UNHCR is helping displaced families to be better prepared for severe weather by reinforcing existing shelters with sandbags and plastic sheeting and providing emergency shelters like the one Maiga and his family now live in. The agency is also advocating for the relocation of families living in flood-prone areas to safer places.
In addition, there are plans to build more durable shelters that are better suited to the local climate using traditional construction materials, such as mud. Gas is also being distributed to limit the impact on the local environment through the collection of firewood.
Ouédraogo, a mother of seven, was shocked by the heavy rains. As a farmer who grew maize, millet and peanuts in her hometown of Daké in the municipality of Dablo, some 86 kilometers south of Kaya, drought had affected her yield for several consecutive years.

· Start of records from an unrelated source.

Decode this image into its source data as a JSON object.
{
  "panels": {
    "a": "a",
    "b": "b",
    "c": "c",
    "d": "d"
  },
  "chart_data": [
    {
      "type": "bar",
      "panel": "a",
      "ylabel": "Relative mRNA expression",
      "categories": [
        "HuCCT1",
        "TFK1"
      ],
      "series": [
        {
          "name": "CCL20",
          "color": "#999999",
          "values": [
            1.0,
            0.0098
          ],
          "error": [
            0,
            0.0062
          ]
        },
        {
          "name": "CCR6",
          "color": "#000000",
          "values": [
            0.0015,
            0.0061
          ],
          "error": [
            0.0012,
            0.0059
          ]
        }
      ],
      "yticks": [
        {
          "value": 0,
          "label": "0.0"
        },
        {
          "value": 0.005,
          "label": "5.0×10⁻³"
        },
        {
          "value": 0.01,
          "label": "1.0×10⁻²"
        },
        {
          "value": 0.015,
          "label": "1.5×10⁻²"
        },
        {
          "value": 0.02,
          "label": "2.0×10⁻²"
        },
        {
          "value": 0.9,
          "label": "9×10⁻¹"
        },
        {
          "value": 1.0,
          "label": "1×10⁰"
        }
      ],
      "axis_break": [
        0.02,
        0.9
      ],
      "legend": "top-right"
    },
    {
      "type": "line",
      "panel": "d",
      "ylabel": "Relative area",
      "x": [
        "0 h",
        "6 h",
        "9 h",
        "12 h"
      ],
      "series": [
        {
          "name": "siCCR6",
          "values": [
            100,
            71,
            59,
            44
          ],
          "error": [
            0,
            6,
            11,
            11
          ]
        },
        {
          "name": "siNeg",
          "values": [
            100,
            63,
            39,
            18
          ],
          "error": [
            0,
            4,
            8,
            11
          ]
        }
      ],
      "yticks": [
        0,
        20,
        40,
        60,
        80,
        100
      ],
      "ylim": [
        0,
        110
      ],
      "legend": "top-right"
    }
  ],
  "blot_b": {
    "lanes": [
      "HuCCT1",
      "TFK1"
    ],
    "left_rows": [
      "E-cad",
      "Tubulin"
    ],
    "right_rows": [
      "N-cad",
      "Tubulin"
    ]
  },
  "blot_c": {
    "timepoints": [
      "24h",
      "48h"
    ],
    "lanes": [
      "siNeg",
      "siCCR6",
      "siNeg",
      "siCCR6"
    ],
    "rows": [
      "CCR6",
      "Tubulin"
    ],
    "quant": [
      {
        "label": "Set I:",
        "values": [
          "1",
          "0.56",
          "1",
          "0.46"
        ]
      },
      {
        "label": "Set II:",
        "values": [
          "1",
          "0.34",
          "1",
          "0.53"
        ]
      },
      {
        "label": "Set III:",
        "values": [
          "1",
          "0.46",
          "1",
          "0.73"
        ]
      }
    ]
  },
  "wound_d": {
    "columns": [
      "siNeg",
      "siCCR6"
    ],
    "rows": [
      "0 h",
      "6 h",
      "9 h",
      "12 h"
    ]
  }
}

"Five years ago, you could start to feel a change in the climate."
“It doesn’t rain much anymore,” she said. “Five years ago, you could start to feel a change in the climate.”
Food and water shortages were starting to cause tensions in her community before gunmen on motorcycles barreled through Daké’s main market in July 2019, shooting indiscriminately. Ouédraogo and her family loaded their belongings on a donkey cart and fled to Dablo town, seven kilometers away.
But only a few weeks later, Dablo itself became the target of several deadly attacks, including on churches and mosques, and Ouédraogo fled with her family once again.
Like Maiga and his family, they were pushed by violence and hunger from town to town, before settling in Kaya. Now, Ouédraogo knocks on doors throughout the city offering to wash people’s clothes for small change, while her 18-year-old daughter sells rice by the side of the road. Her husband is trying his luck at an artisanal mining site four hours away by road.
“If I can’t get enough work we suffer,” she said. “The children don’t understand what is happening and why they don’t have enough food.”
As the security situation deteriorates, and people continue to flee from rural areas where they could grow their own food, the displaced are increasingly vulnerable to food shortages. Some 3.3 million people out of a population of nearly 20 million are now facing a food crisis.
A joint report by the UN’s World Food Programme and the Food and Agriculture Organization warned in November that Burkina Faso was one of four “hotspot” countries where a “toxic combination of conflict, economic decline, climate extremes and the COVID-19 pandemic” was driving people towards famine.
Back in Kongoussi, Maiga’s wives often complain about the 13-kilometre journey they have to make on foot to fetch firewood for cooking. It has been two years since they left Taouremba, and the future remains uncertain.
“How can the future be good if you have no work,” Maiga said. “I can see my family suffering, but I can’t do anything for them.”
Similar situations are playing out elsewhere in the Sahel, a vast region spanning several West African countries where the UN estimates that close to 80 per cent of farmland is degraded and temperatures are rising 1.5 times faster than the global average. Disputes between pastoralists and farmers over diminishing natural resources have increased over the past decade.
The region is now home to one of the world’s fastest growing displacement crises with over 850,000 people having fled violence across borders – often escaping one conflict only to find themselves caught up in another, and more than two million people displaced within their own countries, including over one million in Burkina Faso alone.